Poi, l’(in)atteso schiaffo dall’Aja. Alla domanda: “la dichiarazione unilaterale di indipendenza da parte delle istituzioni amministrative temporanee in Kosovo è in accordo con il diritto internazionale?”, la Corte ha risposto che “la dichiarazione d’indipendenza non viola il diritto internazionale”. Dunque il collegio delle toghe Onu, presieduto da Hisashi Owada, non ha voluto occuparsi di secessione, perché questo non le era stato richiesto dall’Assemblea generale dell’Onu. La Corte ha lasciato la questione “secessione”, in quanto questione politica, alla futura discussione dell’Assemblea generale dell’Onu, variante che in Serbia nessuno aveva immaginato.

Il parere della Corte ha innescato una serie di discussioni nazionali: la domanda serba era davvero ben formulata e precisa? La richiesta di un parere alla Corte non è stata fin dall’inizio un passo falso? E non si poteva pensare di denunciare tutti quegli Stati che hanno riconosciuto la dichiarazione unilaterale di indipendenza di Pristina?

“La Corte ha evitato di pronunciarsi su quelle questioni su cui esistono posizioni contrastanti, non ha detto se è più forte l’autodeterminazione o l’integrità territoriale. Non ha nemmeno definito i criteri secondo i quali un popolo può autodeterminarsi. Tutto ciò è stato elegantemente evitato. E dall’altra parte la Corte si è limitata a risolvere una questione molto delicata e concreta: il ruolo del Kosovo dopo la risoluzione 1244 dell’Onu”, ha spiegato alla radio B92 Vojin Dimitrijević, ordinario di diritto internazionale.

Il giorno seguente al pronunciamento della CIG la Serbia ha inviato i propri emissari in circa 50 Paesi, con un messaggio del presidente della Repubblica Boris Tadić. Obiettivo: impedire una nuova ondata di riconoscimenti dell’indipendenza kosovara. L’opinione pubblica non è al corrente del contenuto del messaggio, ma è certo che la “lotta” continuerà all’Assemblea generale dell’Onu, prevista per l’inizio di settembre.

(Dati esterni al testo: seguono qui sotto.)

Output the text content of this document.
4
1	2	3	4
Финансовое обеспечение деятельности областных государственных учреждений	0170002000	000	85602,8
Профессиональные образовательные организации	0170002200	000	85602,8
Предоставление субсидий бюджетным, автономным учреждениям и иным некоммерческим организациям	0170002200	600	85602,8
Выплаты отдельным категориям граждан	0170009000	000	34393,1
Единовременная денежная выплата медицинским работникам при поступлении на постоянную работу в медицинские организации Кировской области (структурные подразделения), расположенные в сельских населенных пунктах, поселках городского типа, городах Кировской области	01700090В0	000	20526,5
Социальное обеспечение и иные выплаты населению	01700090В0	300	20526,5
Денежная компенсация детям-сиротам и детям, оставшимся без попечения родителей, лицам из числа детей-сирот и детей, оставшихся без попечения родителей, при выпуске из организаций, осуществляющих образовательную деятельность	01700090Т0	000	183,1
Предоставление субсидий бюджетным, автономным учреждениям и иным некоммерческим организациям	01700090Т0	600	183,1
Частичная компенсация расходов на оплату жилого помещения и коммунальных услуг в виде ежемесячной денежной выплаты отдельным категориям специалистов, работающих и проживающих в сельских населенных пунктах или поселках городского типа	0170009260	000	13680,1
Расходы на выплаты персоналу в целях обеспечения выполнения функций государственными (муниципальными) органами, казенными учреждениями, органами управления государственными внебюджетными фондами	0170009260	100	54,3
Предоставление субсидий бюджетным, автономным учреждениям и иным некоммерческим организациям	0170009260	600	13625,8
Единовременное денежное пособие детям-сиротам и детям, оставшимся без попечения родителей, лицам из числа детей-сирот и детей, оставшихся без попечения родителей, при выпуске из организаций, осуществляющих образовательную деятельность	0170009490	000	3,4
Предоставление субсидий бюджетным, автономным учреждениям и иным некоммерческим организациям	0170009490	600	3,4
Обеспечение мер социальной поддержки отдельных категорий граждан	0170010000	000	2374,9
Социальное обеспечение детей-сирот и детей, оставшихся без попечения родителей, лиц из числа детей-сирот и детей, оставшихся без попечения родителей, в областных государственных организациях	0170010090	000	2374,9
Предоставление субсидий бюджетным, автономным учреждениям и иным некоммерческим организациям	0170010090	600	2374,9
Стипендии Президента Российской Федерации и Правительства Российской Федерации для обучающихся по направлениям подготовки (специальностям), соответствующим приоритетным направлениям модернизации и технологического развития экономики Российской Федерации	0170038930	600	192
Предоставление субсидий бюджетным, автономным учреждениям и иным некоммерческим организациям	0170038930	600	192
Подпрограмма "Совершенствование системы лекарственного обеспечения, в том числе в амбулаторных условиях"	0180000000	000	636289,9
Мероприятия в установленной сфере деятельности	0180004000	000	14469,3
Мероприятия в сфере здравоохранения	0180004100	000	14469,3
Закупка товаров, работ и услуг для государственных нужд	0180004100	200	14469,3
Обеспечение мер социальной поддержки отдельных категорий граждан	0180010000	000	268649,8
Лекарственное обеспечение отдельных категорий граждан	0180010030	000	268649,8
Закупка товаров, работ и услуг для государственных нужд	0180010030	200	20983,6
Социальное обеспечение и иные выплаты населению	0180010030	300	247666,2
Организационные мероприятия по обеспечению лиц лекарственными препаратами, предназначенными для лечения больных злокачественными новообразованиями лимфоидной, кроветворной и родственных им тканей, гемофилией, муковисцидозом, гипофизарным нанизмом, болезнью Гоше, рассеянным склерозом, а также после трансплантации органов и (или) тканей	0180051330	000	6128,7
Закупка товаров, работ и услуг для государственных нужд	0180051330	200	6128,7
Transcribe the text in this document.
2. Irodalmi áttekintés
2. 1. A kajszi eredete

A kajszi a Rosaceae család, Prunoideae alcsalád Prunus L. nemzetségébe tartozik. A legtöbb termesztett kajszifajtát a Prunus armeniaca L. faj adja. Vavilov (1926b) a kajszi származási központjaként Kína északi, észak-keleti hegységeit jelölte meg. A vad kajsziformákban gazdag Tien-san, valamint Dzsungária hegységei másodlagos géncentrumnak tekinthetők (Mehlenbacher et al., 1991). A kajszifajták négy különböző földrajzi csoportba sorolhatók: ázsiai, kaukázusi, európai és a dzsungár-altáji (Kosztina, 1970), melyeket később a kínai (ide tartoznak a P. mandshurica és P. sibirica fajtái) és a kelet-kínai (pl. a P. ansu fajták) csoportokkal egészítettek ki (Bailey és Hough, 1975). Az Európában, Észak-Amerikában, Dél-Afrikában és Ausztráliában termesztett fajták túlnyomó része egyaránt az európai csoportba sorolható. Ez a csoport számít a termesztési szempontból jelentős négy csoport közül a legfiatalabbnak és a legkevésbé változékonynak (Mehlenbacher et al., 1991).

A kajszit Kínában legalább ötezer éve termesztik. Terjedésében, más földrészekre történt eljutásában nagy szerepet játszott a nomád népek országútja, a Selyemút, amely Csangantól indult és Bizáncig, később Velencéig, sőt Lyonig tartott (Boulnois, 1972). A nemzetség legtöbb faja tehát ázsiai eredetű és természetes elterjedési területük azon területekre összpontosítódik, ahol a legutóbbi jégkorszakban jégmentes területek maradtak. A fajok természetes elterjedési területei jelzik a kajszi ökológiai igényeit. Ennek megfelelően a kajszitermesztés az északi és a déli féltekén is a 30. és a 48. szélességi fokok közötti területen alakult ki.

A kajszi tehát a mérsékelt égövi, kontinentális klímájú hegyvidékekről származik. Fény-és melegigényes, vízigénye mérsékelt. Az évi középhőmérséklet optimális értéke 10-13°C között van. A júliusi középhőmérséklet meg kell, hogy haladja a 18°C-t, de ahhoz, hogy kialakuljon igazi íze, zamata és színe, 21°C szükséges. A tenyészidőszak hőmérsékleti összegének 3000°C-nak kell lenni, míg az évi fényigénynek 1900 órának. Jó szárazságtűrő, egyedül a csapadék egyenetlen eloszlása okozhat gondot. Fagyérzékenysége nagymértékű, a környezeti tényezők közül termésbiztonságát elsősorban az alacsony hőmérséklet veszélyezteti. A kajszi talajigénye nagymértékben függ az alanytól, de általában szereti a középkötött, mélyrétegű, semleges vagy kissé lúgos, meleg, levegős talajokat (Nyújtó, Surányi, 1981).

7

Sulla mozione Kosovo, formulata dal governo, lo scorso 26 luglio hanno dibattuto e votato i parlamentari, alla presenza del premier, dei ministri e del presidente Tadić. Ai deputati si è rivolto per primo Dušan Bataković, capo del team legale serbo: ha valutato che il parere della Corte è senza dubbio un insuccesso giuridico per la Serbia. Ma che, se pure la Corte ha cercato di trarsi d’impaccio dai nodi politici, di sicuro non lo ha fatto ad arte.

Il ministro Jeremić ha ribadito che il parere della Corte non rappresenta certo la fine delle attività diplomatiche serbe, anche se la situazione ora si fa difficile perché ci sono già 55 Paesi pronti a riconoscere l’indipendenza del Kosovo. Per questo - Jeremić ha annunciato - Belgrado presenterà una risoluzione all’Assemblea generale dell’Onu.

Al termine del dibattito parlamentare, il presidente Tadić ha risposto alle numerose critiche dei deputati. I negoziati sono l’unico modo di trovare una soluzione stabile per il Kosovo, ha sostenuto Tadić. E soprattutto, la Serbia non andrà al confronto diretto con le grandi potenze: “non è il tempo del grande patriottismo, ma delle grandi azioni”, ha precisato Tadić, rilanciando che la Serbia non riconoscerà mai l’indipendenza di Pristina.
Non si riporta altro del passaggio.